In 1995 I ran into the daughter of the owner of a camp that I had previously worked at for thirteen years. She offered me a job and I returned to Camp after a twenty year absence. Times had changed a lot and so did camp policies and procedures. In my first camp experience we pretty much followed oral tradition. Now everything had to be in writing. Part of my job was to do just that. I had to put Valley Mill Camp on paper. I developed and wrote staff handbooks, parent handbooks, policy and procedure notebooks, training manuals, reports, and who does what charts, so that we could pass an accreditation visit from the county, the state and The American Camping Association, who governs camps nationwide. I would sit and stare at the bookshelves full of my work and yet I never considered myself a writer during that time period. I longed to get back into my right brain and make my living writing poetry and doing my journal workshops and writing material that would help people get to know God better.
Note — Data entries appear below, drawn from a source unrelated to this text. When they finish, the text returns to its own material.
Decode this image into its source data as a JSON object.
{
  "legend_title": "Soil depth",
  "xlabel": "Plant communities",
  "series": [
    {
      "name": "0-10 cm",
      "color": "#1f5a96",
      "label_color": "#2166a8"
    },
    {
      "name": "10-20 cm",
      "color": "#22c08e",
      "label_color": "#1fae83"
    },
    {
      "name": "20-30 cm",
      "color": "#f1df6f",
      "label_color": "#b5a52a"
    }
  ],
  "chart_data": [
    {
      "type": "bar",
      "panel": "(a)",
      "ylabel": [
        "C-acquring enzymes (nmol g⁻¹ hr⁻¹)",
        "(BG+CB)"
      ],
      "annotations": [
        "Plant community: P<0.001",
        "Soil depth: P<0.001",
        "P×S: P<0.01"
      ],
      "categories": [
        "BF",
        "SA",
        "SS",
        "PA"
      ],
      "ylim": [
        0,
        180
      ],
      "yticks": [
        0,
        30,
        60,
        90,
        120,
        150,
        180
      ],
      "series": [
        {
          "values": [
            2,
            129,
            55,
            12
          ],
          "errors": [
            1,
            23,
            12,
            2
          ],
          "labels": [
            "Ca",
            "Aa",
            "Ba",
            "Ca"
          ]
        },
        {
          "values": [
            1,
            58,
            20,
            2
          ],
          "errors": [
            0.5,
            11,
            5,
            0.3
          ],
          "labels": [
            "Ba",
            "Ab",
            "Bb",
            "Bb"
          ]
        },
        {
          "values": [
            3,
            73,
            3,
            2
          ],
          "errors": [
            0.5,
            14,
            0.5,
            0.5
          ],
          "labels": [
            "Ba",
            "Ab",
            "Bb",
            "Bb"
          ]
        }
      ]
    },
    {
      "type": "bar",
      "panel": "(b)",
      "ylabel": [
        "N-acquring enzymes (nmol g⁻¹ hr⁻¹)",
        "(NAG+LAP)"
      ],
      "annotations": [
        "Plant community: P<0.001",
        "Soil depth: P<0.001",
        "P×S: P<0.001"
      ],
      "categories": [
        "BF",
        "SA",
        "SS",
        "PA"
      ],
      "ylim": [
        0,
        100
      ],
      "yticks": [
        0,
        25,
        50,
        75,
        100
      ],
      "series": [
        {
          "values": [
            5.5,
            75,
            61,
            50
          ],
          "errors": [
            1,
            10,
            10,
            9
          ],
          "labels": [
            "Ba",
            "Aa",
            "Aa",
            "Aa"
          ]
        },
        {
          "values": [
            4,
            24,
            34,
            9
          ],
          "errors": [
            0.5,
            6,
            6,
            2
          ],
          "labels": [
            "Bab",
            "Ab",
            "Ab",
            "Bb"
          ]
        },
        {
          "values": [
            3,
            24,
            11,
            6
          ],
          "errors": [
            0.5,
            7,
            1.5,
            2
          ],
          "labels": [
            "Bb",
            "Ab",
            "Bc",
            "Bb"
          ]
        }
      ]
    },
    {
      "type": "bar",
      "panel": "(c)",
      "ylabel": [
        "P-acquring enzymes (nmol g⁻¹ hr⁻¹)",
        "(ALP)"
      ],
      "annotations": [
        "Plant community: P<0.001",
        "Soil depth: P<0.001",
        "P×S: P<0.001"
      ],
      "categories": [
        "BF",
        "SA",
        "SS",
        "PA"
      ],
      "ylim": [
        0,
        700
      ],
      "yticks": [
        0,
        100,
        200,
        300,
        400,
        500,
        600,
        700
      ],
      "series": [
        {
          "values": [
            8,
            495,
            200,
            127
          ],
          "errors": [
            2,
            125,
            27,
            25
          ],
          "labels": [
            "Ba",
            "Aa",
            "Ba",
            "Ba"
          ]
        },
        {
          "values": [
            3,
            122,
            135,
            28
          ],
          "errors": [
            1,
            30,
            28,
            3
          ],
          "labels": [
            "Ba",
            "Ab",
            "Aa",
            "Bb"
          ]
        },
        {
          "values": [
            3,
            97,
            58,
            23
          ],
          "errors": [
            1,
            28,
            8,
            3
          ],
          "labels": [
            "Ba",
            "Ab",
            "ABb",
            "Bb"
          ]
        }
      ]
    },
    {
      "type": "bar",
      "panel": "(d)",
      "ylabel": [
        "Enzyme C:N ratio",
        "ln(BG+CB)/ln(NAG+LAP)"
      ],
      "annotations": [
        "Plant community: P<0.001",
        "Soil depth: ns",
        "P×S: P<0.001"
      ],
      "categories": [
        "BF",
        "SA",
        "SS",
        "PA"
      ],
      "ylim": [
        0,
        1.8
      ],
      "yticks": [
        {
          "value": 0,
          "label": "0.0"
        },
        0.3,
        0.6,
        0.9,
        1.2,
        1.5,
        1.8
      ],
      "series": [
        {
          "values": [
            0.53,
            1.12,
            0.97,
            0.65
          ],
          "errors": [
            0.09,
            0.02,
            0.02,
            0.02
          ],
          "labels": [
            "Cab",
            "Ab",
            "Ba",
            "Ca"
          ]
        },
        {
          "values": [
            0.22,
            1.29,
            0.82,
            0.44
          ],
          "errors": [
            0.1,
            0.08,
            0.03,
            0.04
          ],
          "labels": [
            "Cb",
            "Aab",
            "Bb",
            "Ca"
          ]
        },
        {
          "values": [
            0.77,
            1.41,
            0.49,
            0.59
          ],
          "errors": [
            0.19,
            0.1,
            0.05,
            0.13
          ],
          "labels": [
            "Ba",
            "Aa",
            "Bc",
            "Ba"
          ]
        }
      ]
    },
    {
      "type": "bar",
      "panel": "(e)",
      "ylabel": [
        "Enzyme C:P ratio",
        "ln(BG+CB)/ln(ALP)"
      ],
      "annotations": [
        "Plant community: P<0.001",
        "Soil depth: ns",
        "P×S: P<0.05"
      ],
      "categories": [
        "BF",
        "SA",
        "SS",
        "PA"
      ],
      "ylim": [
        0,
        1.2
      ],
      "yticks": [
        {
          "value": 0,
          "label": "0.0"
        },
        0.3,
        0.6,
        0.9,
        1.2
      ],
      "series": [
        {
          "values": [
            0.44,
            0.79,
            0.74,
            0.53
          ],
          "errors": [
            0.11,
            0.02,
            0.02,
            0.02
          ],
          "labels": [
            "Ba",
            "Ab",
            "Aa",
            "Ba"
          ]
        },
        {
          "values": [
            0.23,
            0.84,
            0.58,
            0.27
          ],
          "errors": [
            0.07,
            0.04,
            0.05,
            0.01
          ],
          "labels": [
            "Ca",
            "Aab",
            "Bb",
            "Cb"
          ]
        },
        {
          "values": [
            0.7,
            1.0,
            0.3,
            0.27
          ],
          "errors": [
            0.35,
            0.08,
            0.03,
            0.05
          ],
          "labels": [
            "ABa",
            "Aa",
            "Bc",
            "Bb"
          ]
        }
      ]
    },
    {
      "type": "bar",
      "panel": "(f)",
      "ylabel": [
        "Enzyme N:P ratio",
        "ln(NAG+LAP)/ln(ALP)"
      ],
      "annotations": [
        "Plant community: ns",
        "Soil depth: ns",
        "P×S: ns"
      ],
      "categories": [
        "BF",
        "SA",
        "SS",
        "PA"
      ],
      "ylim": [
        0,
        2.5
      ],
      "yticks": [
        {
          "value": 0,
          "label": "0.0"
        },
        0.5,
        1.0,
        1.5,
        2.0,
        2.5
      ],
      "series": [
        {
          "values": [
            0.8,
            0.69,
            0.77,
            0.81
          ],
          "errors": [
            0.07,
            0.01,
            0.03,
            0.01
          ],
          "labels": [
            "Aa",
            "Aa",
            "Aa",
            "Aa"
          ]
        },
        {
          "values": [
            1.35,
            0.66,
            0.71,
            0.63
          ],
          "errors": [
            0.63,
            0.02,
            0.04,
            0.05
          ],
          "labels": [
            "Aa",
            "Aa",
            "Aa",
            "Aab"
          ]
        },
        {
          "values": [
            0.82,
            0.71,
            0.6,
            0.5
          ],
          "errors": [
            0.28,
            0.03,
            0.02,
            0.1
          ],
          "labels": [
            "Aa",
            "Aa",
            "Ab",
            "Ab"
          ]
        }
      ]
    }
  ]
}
Evelyn, my boss, called me the wordsmith of Valley Mill but I saw myself as anything but that. It’s strange how a perception of what a writer is can make a difference in how I saw myself; Camp director, administrator yes, but writer, no, even though that was about 80% of what I did in those positions.
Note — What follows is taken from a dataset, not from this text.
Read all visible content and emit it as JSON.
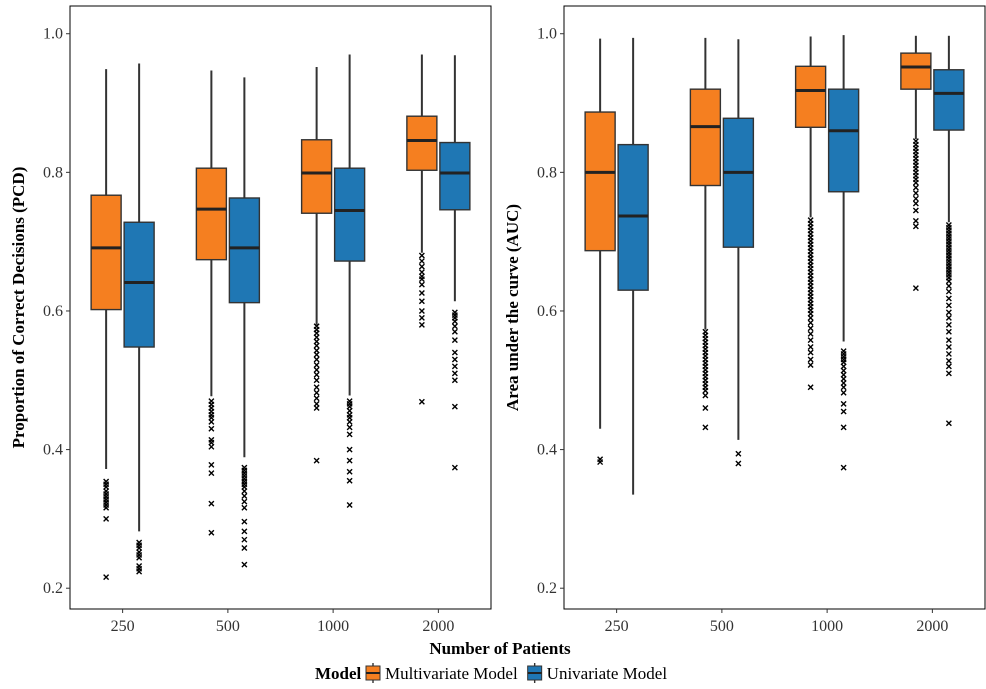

One of the blessings of being employed by a summer camp year round is that I got to spend my winters anywhere I wanted. I moved to Rehoboth Beach, DE and lived there from October through April for four years. This was my time to do my writing. I developed a daily schedule and kept to it. I wrote every day, working on projects that I wanted to someday do something with, like publish them and perhaps become a famous writer. All of them remain unfinished in my project file and are just waiting to be resurrected someday; a book for my workshop on keeping a journal, a book on discipleship and stewardship, a spiritual autobiography, and a book on Camp orientation for caring counselors. They are patiently awaiting their due time and attention.
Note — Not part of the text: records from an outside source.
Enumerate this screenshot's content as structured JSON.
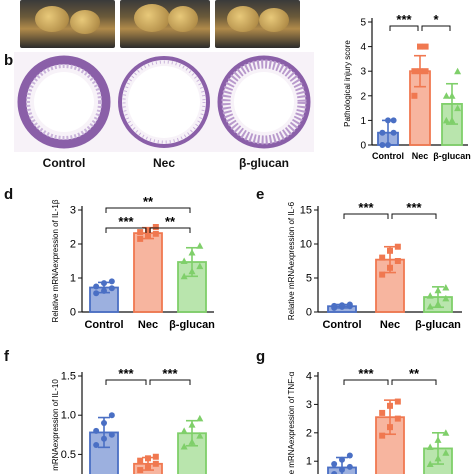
{
  "panel_letters": [
    "b",
    "d",
    "e",
    "f",
    "g"
  ],
  "histology": {
    "labels": [
      "Control",
      "Nec",
      "β-glucan"
    ],
    "colors": {
      "tissue": "#8a5fa8",
      "tissue_light": "#c9b3da",
      "background": "#f4eef6"
    }
  },
  "colors": {
    "control": "#4a6fc4",
    "nec": "#f07850",
    "bglucan": "#7fcf6a"
  },
  "chart_data": [
    {
      "id": "injury",
      "type": "bar",
      "ylabel": "Pathological injury score",
      "categories": [
        "Control",
        "Nec",
        "β-glucan"
      ],
      "values": [
        0.5,
        3.0,
        1.67
      ],
      "errors": [
        0.5,
        0.63,
        0.82
      ],
      "points": [
        [
          0,
          0,
          0.5,
          0.5,
          1,
          1
        ],
        [
          2,
          3,
          3,
          3,
          4,
          4
        ],
        [
          1,
          1,
          1.5,
          2,
          2,
          3
        ]
      ],
      "ylim": [
        0,
        5
      ],
      "ticks": [
        0,
        1,
        2,
        3,
        4,
        5
      ],
      "significance": [
        {
          "from": 0,
          "to": 1,
          "label": "***"
        },
        {
          "from": 1,
          "to": 2,
          "label": "*"
        }
      ]
    },
    {
      "id": "il1b",
      "type": "bar",
      "ylabel": "Relative mRNAexpression of IL-1β",
      "categories": [
        "Control",
        "Nec",
        "β-glucan"
      ],
      "values": [
        0.72,
        2.32,
        1.47
      ],
      "errors": [
        0.15,
        0.16,
        0.42
      ],
      "points": [
        [
          0.55,
          0.62,
          0.7,
          0.75,
          0.85,
          0.9
        ],
        [
          2.15,
          2.25,
          2.3,
          2.35,
          2.4,
          2.5
        ],
        [
          1.05,
          1.2,
          1.35,
          1.5,
          1.75,
          1.95
        ]
      ],
      "ylim": [
        0,
        3
      ],
      "ticks": [
        0,
        1,
        2,
        3
      ],
      "significance": [
        {
          "from": 0,
          "to": 2,
          "label": "**"
        },
        {
          "from": 0,
          "to": 1,
          "label": "***"
        },
        {
          "from": 1,
          "to": 2,
          "label": "**"
        }
      ]
    },
    {
      "id": "il6",
      "type": "bar",
      "ylabel": "Relative mRNAexpression of IL-6",
      "categories": [
        "Control",
        "Nec",
        "β-glucan"
      ],
      "values": [
        0.85,
        7.7,
        2.2
      ],
      "errors": [
        0.25,
        1.9,
        1.5
      ],
      "points": [
        [
          0.6,
          0.75,
          0.85,
          0.9,
          1.0,
          1.1
        ],
        [
          5.5,
          6.5,
          7.5,
          8.0,
          9.0,
          9.6
        ],
        [
          0.8,
          1.2,
          2.0,
          2.4,
          3.2,
          3.6
        ]
      ],
      "ylim": [
        0,
        15
      ],
      "ticks": [
        0,
        5,
        10,
        15
      ],
      "significance": [
        {
          "from": 0,
          "to": 1,
          "label": "***"
        },
        {
          "from": 1,
          "to": 2,
          "label": "***"
        }
      ]
    },
    {
      "id": "il10",
      "type": "bar",
      "ylabel": "mRNAexpression of IL-10",
      "categories": [
        "Control",
        "Nec",
        "β-glucan"
      ],
      "values": [
        0.78,
        0.38,
        0.77
      ],
      "errors": [
        0.19,
        0.08,
        0.16
      ],
      "points": [
        [
          0.62,
          0.7,
          0.75,
          0.8,
          0.9,
          1.0
        ],
        [
          0.3,
          0.34,
          0.38,
          0.42,
          0.45,
          0.47
        ],
        [
          0.6,
          0.66,
          0.74,
          0.8,
          0.88,
          0.96
        ]
      ],
      "ylim": [
        0.25,
        1.5
      ],
      "ticks": [
        0.5,
        1.0,
        1.5
      ],
      "tick_labels": [
        "0.5",
        "1.0",
        "1.5"
      ],
      "significance": [
        {
          "from": 0,
          "to": 1,
          "label": "***"
        },
        {
          "from": 1,
          "to": 2,
          "label": "***"
        }
      ]
    },
    {
      "id": "tnfa",
      "type": "bar",
      "ylabel": "ve mRNAexpression of TNF-α",
      "categories": [
        "Control",
        "Nec",
        "β-glucan"
      ],
      "values": [
        0.78,
        2.55,
        1.45
      ],
      "errors": [
        0.35,
        0.6,
        0.55
      ],
      "points": [
        [
          0.55,
          0.7,
          0.8,
          0.9,
          1.05,
          1.2
        ],
        [
          1.9,
          2.2,
          2.5,
          2.7,
          2.95,
          3.1
        ],
        [
          0.9,
          1.1,
          1.3,
          1.5,
          1.75,
          2.0
        ]
      ],
      "ylim": [
        0.55,
        4
      ],
      "ticks": [
        1,
        2,
        3,
        4
      ],
      "significance": [
        {
          "from": 0,
          "to": 1,
          "label": "***"
        },
        {
          "from": 1,
          "to": 2,
          "label": "**"
        }
      ]
    }
  ]
}
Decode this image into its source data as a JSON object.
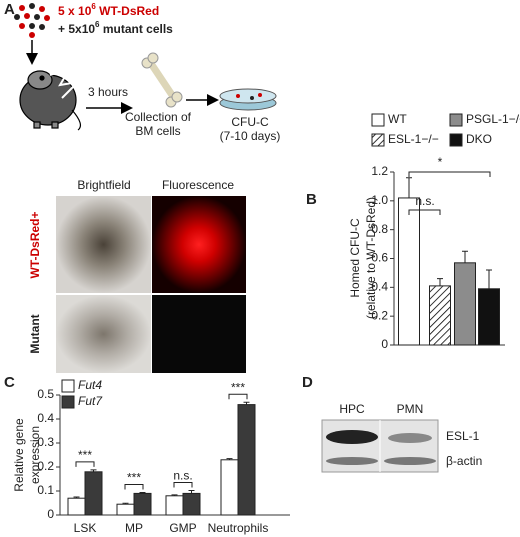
{
  "panels": {
    "a": {
      "label": "A",
      "dose1": {
        "pre": "5 x 10",
        "sup": "6",
        "post": " WT-DsRed"
      },
      "dose2": {
        "pre": "+ 5x10",
        "sup": "6",
        "post": " mutant cells"
      },
      "time": "3 hours",
      "collect": [
        "Collection of",
        "BM cells"
      ],
      "cfu": [
        "CFU-C",
        "(7-10 days)"
      ],
      "columns": [
        "Brightfield",
        "Fluorescence"
      ],
      "rows": [
        "WT-DsRed+",
        "Mutant"
      ]
    },
    "b": {
      "label": "B"
    },
    "c": {
      "label": "C"
    },
    "d": {
      "label": "D",
      "lanes": [
        "HPC",
        "PMN"
      ],
      "bands": [
        "ESL-1",
        "β-actin"
      ]
    }
  },
  "chart_data": [
    {
      "type": "bar",
      "y_label": [
        "Homed CFU-C",
        "(relative to WT-DsRed)"
      ],
      "categories": [
        null
      ],
      "series": [
        {
          "name": "WT",
          "color": "#ffffff",
          "values": [
            1.02
          ],
          "errors": [
            0.14
          ]
        },
        {
          "name": "ESL-1−/−",
          "color": "#ffffff",
          "pattern": "hatch",
          "values": [
            0.41
          ],
          "errors": [
            0.05
          ]
        },
        {
          "name": "PSGL-1−/−",
          "color": "#8c8c8c",
          "values": [
            0.57
          ],
          "errors": [
            0.08
          ]
        },
        {
          "name": "DKO",
          "color": "#111111",
          "values": [
            0.39
          ],
          "errors": [
            0.13
          ]
        }
      ],
      "ylim": [
        0,
        1.2
      ],
      "yticks": [
        0,
        0.2,
        0.4,
        0.6,
        0.8,
        {
          "value": 1,
          "label": "1.0"
        },
        1.2
      ],
      "annotations": [
        "*",
        "n.s."
      ]
    },
    {
      "type": "bar",
      "y_label": [
        "Relative gene",
        "expression"
      ],
      "categories": [
        "LSK",
        "MP",
        "GMP",
        "Neutrophils"
      ],
      "series": [
        {
          "name": "Fut4",
          "color": "#ffffff",
          "values": [
            0.07,
            0.045,
            0.08,
            0.23
          ],
          "errors": [
            0.005,
            0.004,
            0.004,
            0.005
          ]
        },
        {
          "name": "Fut7",
          "color": "#3a3a3a",
          "values": [
            0.18,
            0.09,
            0.09,
            0.46
          ],
          "errors": [
            0.008,
            0.004,
            0.012,
            0.01
          ]
        }
      ],
      "ylim": [
        0,
        0.5
      ],
      "yticks": [
        0,
        0.1,
        0.2,
        0.3,
        0.4,
        0.5
      ],
      "legend_italic": true,
      "annotations": [
        "***",
        "***",
        "n.s.",
        "***"
      ]
    }
  ]
}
Throughout all these years writing was the constant. The themes and contents have changed but not the practice. I love the process of writing. I write with pen and paper because I like the feeling of connection that they give me to the work and the words. I don’t dream of being a famous writer anymore, although I wouldn’t turn down an offer if it came my way. I’ve also come to see that there are a whole lot of people who write better than me and that is truly ok. What I do know is that only I can say what I want or have to say and therefore only I can write it. I am not concerned with the product as much as I am the process. It’s the process of writing that hooked me from the very beginning. I could make myself feel happy by sitting down and rewriting my day. I have kept a journal since 1973 and I write in it every morning. If I miss a day, something is missing for me in the way that day goes. There is something in the process of writing what connects me to my self, to the environment that surrounds me, and most important to the God who created me and loves me and to whom I have devoted my life to love and serve. I am my ministry and writing is part of the process that makes me who I am.